Ele perdera a carteira em cima de um banco. Lamentou o encanto e sempre fora assim, leso demais com esses objetos sem sentido.

Ele ouvia Pink floyd, pois sentia esperança. Tinha paladar aguçado e gostava de misturar canela em algum ensopado. Trazia consigo uma semente no bolso, lembrança daquela primavera que gritava cigarras nos troncos de pau Brasil. Ele se sentia feliz com coisas bobas e triste com coisas difíceis.

Ele andava na rua quando encontrou Ela. Ele ficou abismado, Ela nem notou que Ele existia.

Ela tinha tatuagem de fada, usava óculos escuros e gostava de anarquia. Tinha sobrenome de princesa e dançava Flamenco na Padaria. Tinha pernas robustas e prezava pela vida das árvores. Gostava de pedra Letícia e daquela música triste do Caetano. Ela tinha o coração partido por um tal de João. Ela tinha nome Italiano de beleza iminente. Gostava da essência das rosas e de sereno em manhã fria. Ela gostava de ser beijada no pescoço e de massagens imprevistas na palma da mão. Tinha o último nome de planta antiga.

Ela poderia ter amado Ele, Ele poderia ter gostado dela.
Mas apenas se cruzaram no meio da rua.

Ocasionalmente perto, propriamente juntos. Só precisavam de um bom dia. Ou quem sabe um abraço...

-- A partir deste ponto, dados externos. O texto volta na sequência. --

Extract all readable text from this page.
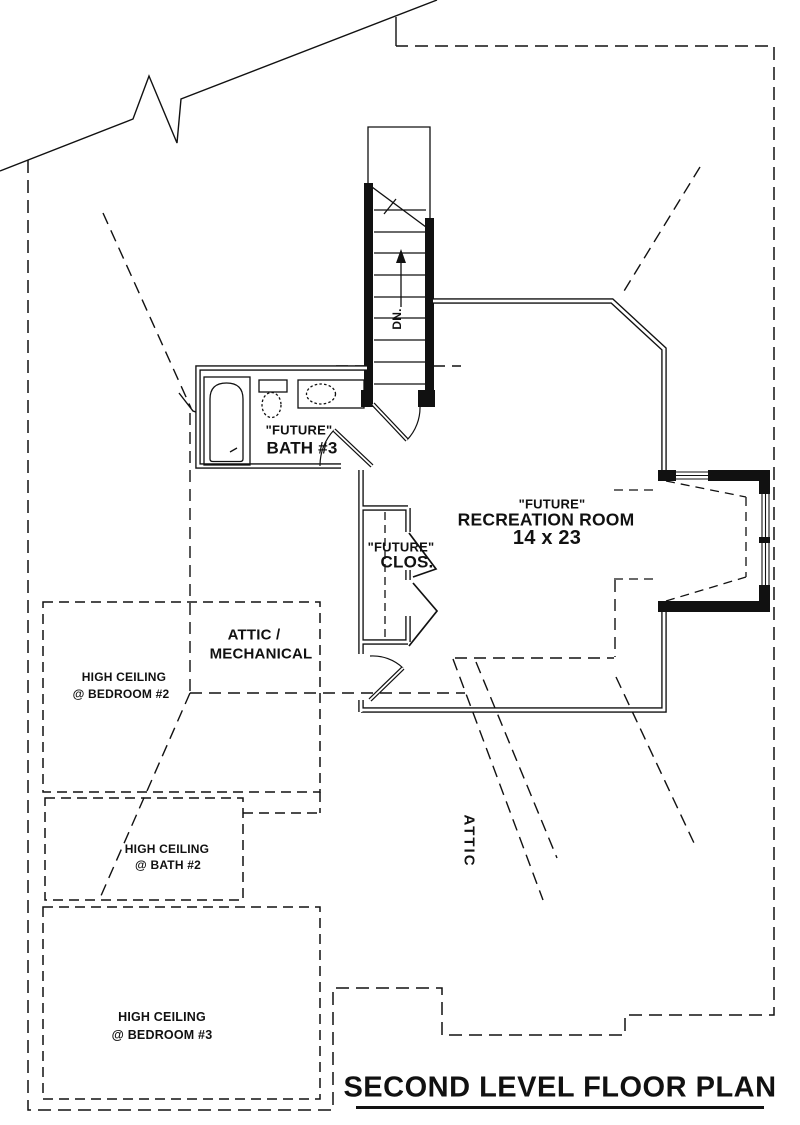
DN.
"FUTURE"
BATH #3
"FUTURE"
RECREATION ROOM
14 x 23
"FUTURE"
CLOS.
ATTIC /
MECHANICAL
HIGH CEILING
@ BEDROOM #2
HIGH CEILING
@ BATH #2
HIGH CEILING
@ BEDROOM #3
ATTIC
SECOND LEVEL FLOOR PLAN
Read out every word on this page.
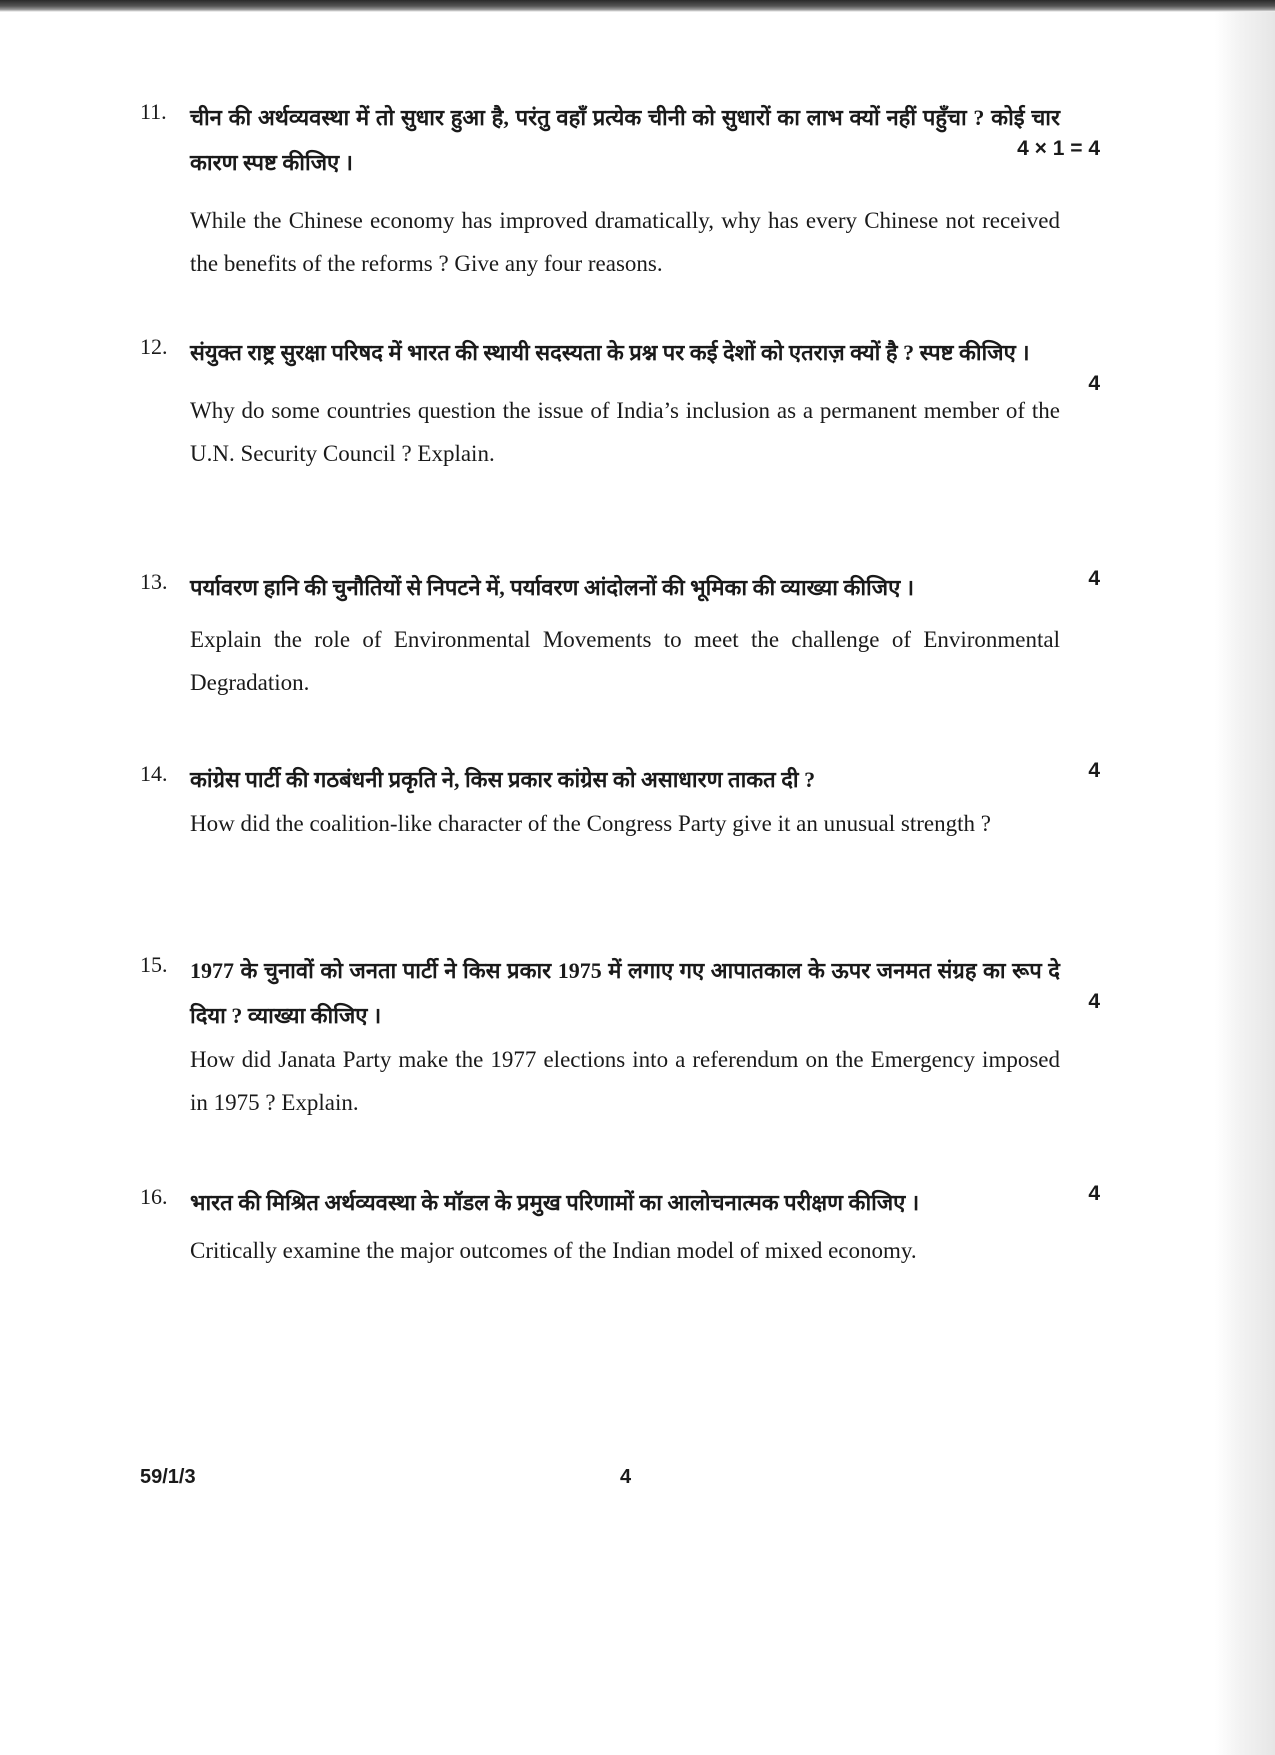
11.	चीन की अर्थव्यवस्था में तो सुधार हुआ है, परंतु वहाँ प्रत्येक चीनी को सुधारों का लाभ क्यों नहीं पहुँचा ? कोई चार कारण स्पष्ट कीजिए ।

While the Chinese economy has improved dramatically, why has every Chinese not received the benefits of the reforms ? Give any four reasons.

4 × 1 = 4
12.	संयुक्त राष्ट्र सुरक्षा परिषद में भारत की स्थायी सदस्यता के प्रश्न पर कई देशों को एतराज़ क्यों है ? स्पष्ट कीजिए ।

Why do some countries question the issue of India’s inclusion as a permanent member of the U.N. Security Council ? Explain.

4
13.	पर्यावरण हानि की चुनौतियों से निपटने में, पर्यावरण आंदोलनों की भूमिका की व्याख्या कीजिए ।

Explain the role of Environmental Movements to meet the challenge of Environmental Degradation.

4
14.	कांग्रेस पार्टी की गठबंधनी प्रकृति ने, किस प्रकार कांग्रेस को असाधारण ताकत दी ?

How did the coalition-like character of the Congress Party give it an unusual strength ?

4
15.	1977 के चुनावों को जनता पार्टी ने किस प्रकार 1975 में लगाए गए आपातकाल के ऊपर जनमत संग्रह का रूप दे दिया ? व्याख्या कीजिए ।

How did Janata Party make the 1977 elections into a referendum on the Emergency imposed in 1975 ? Explain.

4
16.	भारत की मिश्रित अर्थव्यवस्था के मॉडल के प्रमुख परिणामों का आलोचनात्मक परीक्षण कीजिए ।

Critically examine the major outcomes of the Indian model of mixed economy.

4
59/1/3	4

Ele e Ela. Ela e Ele. Fatidicamente desconhecidos.

4 comentários:

Luiza Callafange disse...

Essa história me lembrou muito um poema da minha mãe, de num sei quanto tempo atrás..."Desencontros"
Eu não sei se ele ainda existe, mas era algo do tipo:
"Você vem, eu vou
Você chega, eu não estou.
Você marca, esqueço.
Você liga, desapareço." (...)

Eu não lembro dele todo, mas terminava assim:

"Você é dia, eu sou noite
Você é sol, e eu sou lua.
Nossa vida é um desencontro,
Você não é meu, eu não sou sua"

As pessoas que mais podem nos amar na vida podem ser aquelas que nem olhamos na cara e passamos do lado, no supermercado...Vai saber!

Luciane disse...

"Ocasionalmente perto... Propriamente juntos". Isso me faz pensar se as pessoas com rostos recém inventados por uma noite existem na realidade. Criar um rosto para um segundo de sonho? Será? Quando era muito jovem, um rapaz me pediu em casamento na estação Vila Mariana. Lembro-me bem que me seguiu por estações, escadarias acima, escadarias abaixo e pondo-se à minha frente disse: "- Quer se casar comigo?" Recusei, é claro, não por pretensão ou coisa parecida, fui racional demais num tempo em que poderia sonhar sem medo algum. Ele sorriu agradecendo minha atenção, mas que iria me reencontrar pra renovar o pedido. Achei estranho e bonito, mas não tomei aquilo como profecia, porém, ainda hoje quando desembarco na Vila Mariana me lembro dele: a roupa clara, o sorriso claro, os cabelos quase claros. Talvez ele nem se lembre mais de mim. Procuro não mudar muito meu jeito de sorrir e de subir as escadas, sempre olho pra trás na esperança de ver o rosto novo de alguém tão corajoso e recém inventado, talvez tenha descoberto o dom da poesia e deixou de garimpar sonhos em lugares comuns. Somente os poetas têm esta coragem à flor da pele, de se confrontarem com a necessidade mais profunda de serem atendidos num sonho, mesmo que pareçam banais.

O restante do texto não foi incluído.